Wherever your child might be with understanding death you need to help them feel safe while experiencing loss and grief. While you support your children through these hard times, you need to help them develop their own coping skills to lean on in the future.

Death and loss are never easy to bring up or talk about. Here are some ways to approach grief with your child, and how to help them cope with it.

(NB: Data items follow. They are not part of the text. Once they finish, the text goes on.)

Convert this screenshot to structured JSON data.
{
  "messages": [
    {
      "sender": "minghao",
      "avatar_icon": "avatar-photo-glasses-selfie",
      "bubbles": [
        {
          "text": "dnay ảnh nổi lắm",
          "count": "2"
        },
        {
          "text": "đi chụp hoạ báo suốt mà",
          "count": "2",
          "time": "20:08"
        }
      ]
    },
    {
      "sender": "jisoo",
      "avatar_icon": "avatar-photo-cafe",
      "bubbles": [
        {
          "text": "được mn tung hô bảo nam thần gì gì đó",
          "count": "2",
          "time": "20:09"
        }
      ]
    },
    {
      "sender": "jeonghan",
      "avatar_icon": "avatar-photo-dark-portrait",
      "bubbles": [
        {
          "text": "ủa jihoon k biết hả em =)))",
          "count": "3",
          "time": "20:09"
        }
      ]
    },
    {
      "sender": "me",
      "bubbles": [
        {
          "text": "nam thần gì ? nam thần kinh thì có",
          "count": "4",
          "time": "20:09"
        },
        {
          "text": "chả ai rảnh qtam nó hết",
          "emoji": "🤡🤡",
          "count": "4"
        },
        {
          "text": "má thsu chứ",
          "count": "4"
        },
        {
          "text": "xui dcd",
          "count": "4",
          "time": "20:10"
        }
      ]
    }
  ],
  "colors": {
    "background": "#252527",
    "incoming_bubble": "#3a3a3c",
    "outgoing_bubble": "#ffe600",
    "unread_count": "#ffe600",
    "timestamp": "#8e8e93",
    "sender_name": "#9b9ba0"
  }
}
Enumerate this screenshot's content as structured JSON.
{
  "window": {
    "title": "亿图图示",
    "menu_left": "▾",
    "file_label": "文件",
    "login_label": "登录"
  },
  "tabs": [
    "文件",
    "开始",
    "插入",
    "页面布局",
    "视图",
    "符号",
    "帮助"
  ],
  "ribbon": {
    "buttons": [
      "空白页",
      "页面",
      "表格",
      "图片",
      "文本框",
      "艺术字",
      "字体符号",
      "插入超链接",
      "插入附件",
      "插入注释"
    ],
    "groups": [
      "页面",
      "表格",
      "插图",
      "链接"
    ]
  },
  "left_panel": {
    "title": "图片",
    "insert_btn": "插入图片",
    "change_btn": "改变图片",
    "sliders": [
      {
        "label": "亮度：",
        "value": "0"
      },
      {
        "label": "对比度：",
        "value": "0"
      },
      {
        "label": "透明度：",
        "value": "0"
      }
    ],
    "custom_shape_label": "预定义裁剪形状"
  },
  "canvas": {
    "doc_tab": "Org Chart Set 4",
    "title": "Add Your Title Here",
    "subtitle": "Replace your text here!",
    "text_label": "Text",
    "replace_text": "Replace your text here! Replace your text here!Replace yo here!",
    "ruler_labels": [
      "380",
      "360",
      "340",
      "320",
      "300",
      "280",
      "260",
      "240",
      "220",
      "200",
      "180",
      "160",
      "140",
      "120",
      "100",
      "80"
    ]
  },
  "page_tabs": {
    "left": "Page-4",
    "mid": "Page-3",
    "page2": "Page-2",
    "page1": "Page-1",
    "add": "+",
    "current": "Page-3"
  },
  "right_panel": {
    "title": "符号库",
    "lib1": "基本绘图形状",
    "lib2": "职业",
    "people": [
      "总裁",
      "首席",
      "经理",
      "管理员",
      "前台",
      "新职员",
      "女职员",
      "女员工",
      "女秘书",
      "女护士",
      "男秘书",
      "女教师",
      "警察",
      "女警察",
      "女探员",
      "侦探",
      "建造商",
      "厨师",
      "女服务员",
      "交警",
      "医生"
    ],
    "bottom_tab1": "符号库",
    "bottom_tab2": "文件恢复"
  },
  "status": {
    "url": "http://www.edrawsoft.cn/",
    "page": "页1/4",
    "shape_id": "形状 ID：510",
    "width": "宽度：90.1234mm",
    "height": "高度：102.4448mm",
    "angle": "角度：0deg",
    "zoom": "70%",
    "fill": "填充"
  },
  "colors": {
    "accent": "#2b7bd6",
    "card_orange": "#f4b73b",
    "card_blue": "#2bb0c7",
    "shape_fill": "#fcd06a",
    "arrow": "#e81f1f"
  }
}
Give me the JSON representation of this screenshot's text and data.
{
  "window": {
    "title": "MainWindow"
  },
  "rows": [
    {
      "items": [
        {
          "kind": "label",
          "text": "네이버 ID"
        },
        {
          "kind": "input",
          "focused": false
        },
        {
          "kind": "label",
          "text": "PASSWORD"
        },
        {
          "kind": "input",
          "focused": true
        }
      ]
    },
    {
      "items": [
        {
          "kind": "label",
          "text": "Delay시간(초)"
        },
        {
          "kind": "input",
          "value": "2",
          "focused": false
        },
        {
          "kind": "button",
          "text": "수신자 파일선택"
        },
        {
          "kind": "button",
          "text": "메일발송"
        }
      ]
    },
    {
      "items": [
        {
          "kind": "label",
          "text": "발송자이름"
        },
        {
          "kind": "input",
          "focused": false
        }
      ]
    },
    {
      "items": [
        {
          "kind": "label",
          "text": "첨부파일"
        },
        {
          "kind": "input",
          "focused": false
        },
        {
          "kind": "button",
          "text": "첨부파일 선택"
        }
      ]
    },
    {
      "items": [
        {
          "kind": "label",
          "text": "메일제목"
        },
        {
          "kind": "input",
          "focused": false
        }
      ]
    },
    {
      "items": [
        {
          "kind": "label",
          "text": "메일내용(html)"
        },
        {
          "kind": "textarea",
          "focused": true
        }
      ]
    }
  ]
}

How To Help Your Child Deal With Grief

Encourage An Expression Of Feelings

Don’t ask your child to hold back. Encourage them to express whatever emotion they might be feeling. If they feel sadness, that’s fine, if they have no real emotion to the news, that is fine as well. All children deal with loss differently. You must encourage your child to deal with it in a way that they feel most comfortable.

Take Age Into Account

Older children will have been more exposed to death and loss, whereas it still might be a confusing topic for little ones. Avoid giving your child too much information, and instead let them ask you questions. The concept of forever is hard for a child to understand, so they might not fully take in what death really means.

You will have to explain death differently to a 5-year-old than you would with a 10-year-old. Be mindful of what your child is able to comprehend, and break the news in an age-appropriate way.

Answer questions as honestly and clearly as possible. If you can’t answer everything, that’s fine, just make sure your child feels comfortable being able to approach you with any question they might have.

Be Honest And Direct

When talking to your child about death, be direct and honest about the situation. Don’t use euphemisms, as kids are quite liberal and might take what you say literally. Using euphemisms gets in the way of your child dealing with the death and building on their coping skills for the future.

Talk About An Afterlife

Whether you are religious or not, it is a good idea to talk about an afterlife with your child. If you are religious, talk about where you believe the lost loved one is now resting. If you are not, explain to your child that the loved one lives on in your heart and mind. The afterlife can be incredibly comforting for a child.

Work Through Your Own Grief

It is so important to remember to work through your own grief. Your child will often react to grief the way they see you reacting to it, so express your emotions to show your child that sadness and other feelings are okay. Just remember to not react explosively or uncontrollably, as this does not give your child good coping skills.

You have lost someone as well, give yourself time to grieve and support each other as a family during this time.